Я время от времени приветствовал своих знакомых (прожив большую часть последних лет в Москве, я имею их множество, как по работе, так и в быту), как правило, различных работников ведомств, писателей, художников, артистов и простых людей, перед которыми я никогда не кичился своим положением. Они, в свою очередь, тепло приветствовали меня и, видя, что я занят и погружен в разговор, проходили дальше. Впрочем, от представителей богемного мира столицы, которые попадались среди упомянутых мною лиц, порой можно было ожидать и меньшей воспитанности. Так оно и случилось. Режиссер Семен Глопшиц, довольно способный молодой человек вызывающе семитической внешности (должен признать, что такая внешность не обязательно должна быть вызывающей и даже может иногда быть вполне приемлемой, как, скажем, у актрисы Быстрицкой, режиссеров Мотыля и Сегеля, или быть просто скромной, как у милого моего друга Зиновия), не удовольствовавшись кивком и улыбкой, подошел пожать нам руки, и я представил его Зиновию, на что Глопшиц, совершенно не интересуясь, какова была тема нашего предыдущего разговора, сказал моему другу следующее:
— А почему бы вам не взять и не написать для меня пьесу на современную, какую ни то животрепещущую тему? Мало еще, ой, мало пишут у нас аналогичных пьес!
Странно, что такое, в сущности, довольно общеизвестное и тривиальное — ведь это можно на любом совещании услышать, а сколько еще подобных режиссеров и даже гораздо более крупных лиц этим, одним этим знанием держатся, и еще как держатся, — странно, что такое замечание дало толчок для творческой мысли Зиновия. Он записал телефон Глопшица и, проведя летние месяцы в деревне, где насочинял множество своих слабоприемлемых и, как это обычно у него бывало, лежащих в стороне от главных задач, произведений, сумел все же при этом сочинить пьесу, к моему и даже к его собственному изумлению, вполне приемлемую для театра и, хотя, конечно, далеко не лежащую на линии главного удара искусства, но все же вполне современную и злободневную, которую с полным правом можно отнести к тематике нарушения социалистической морали. Глопшиц прочел эту пьесу и загорелся: он сказал, что вот оно и есть то, что нужно, так что от Зиновия больше ничего не требовалось, только ходить и выслушивать от главного режиссера, директора театра и прочих вершителей одни комплименты и мило улыбаться, как положено скромному автору. Я, таким образом, снова (в который уж раз) выступил благодетелем своего безалаберного друга. Впрочем, как говорит один переводчик (острый паренек и тоже, между прочим, лицо не коренной национальности — у меня их, честно сказать, столько за последнее время скопилось в друзьях, что начальник главка называет мой кабинет не иначе как Малый Телевив), ни одно доброе дело не проходит безнаказанным, так что я много еще хватил горя от этого Зиновьева успеха — и в плане морально-бытовой помощи, и в плане идейном, и просто по части хлопот.
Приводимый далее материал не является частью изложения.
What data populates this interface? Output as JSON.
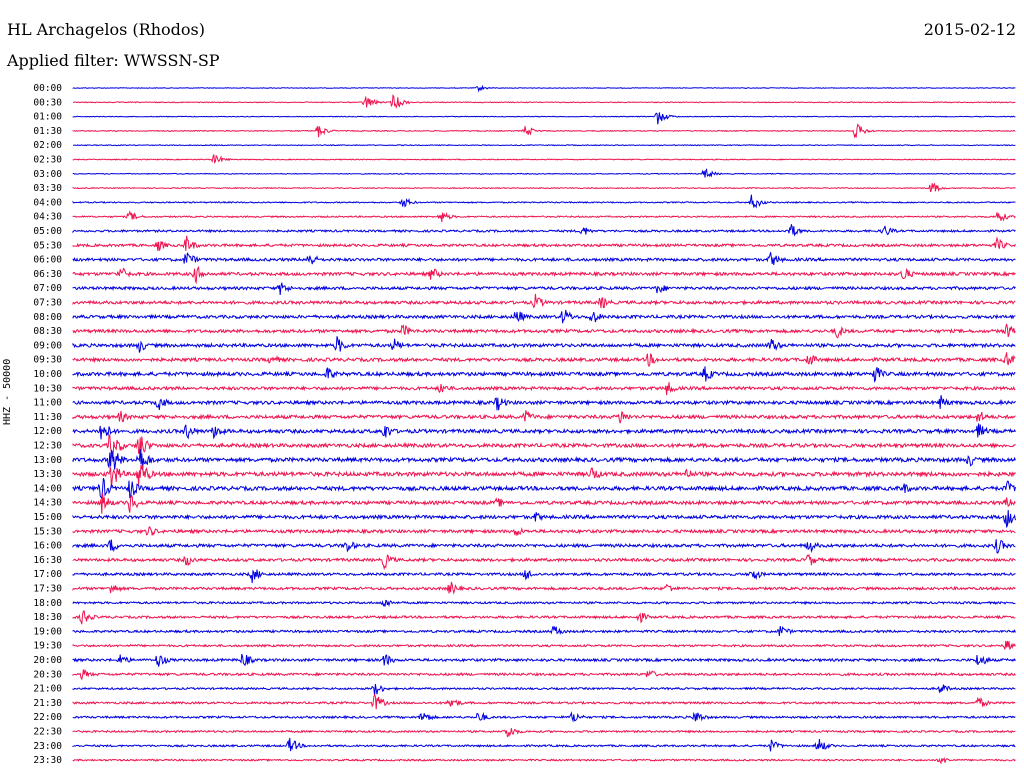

Однако, излагая все по порядку, пока еще ничего особого не случилось, шел, как говорится, медовый месяц, и Глопшиц моего Зиновия охаживал, как невесту. Он его водил на премьеры и просто выводил погулять на улицу Горького, где умел сильно повеселить моего отчасти застенчивого друга, так как Глопшиц обладал большой развязностью и способностью к розыгрышам. Ну, например: «Девушка, это не вы потеряли радикуль?» или «Не скопляйтесь, товарищи! Проходите! Кто упал?» и так далее. На театре этот режиссерский эффект сходит за юмор, и Зиновий был без ума от остроумия и интеллигентности Глопшица, хотя не желал подвергнуть эту его интеллигентность суровой проверке на знания.
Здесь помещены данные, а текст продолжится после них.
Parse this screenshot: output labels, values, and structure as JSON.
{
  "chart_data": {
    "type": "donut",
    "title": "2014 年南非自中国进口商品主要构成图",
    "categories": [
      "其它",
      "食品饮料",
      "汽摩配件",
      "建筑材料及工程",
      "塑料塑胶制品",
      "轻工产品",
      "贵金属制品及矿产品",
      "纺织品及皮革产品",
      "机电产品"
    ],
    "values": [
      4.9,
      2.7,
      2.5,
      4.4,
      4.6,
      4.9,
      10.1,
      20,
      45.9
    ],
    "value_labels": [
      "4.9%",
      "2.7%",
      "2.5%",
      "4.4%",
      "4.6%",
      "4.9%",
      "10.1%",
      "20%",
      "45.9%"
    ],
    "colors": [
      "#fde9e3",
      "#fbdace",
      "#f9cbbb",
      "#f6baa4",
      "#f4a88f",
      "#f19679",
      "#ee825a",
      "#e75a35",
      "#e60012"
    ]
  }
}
Позднее начались, но пока еще довольно слабые, подготовительные терзания. Глопшиц стал просить о кое-каких переделках. Он настоятельно предлагал Зиновию «завязать» диалог и действие, а еще настоятельнее предлагал «положить диалог на бытовое действие», «предложить обстоятельства» или «жизнь духа в обстоятельствах». Зиновий неимоверно страдал, так как был убежден, что сам его диалог и какие-то его идеи имеют самостоятельную ценность, как бы и вне бытового действия. Пришлось мне как человеку более опытному на стезе театра помочь Зиновию, выступив в качестве третейского судьи. Это я предложил, чтобы разговор о любви происходил во время мытья пола, когда героиня надвигается на зрителя задом и, обернувшись, показывает залу свое истинное лицо (последний момент у нее, кстати сказать, получался хуже, чем движение задом).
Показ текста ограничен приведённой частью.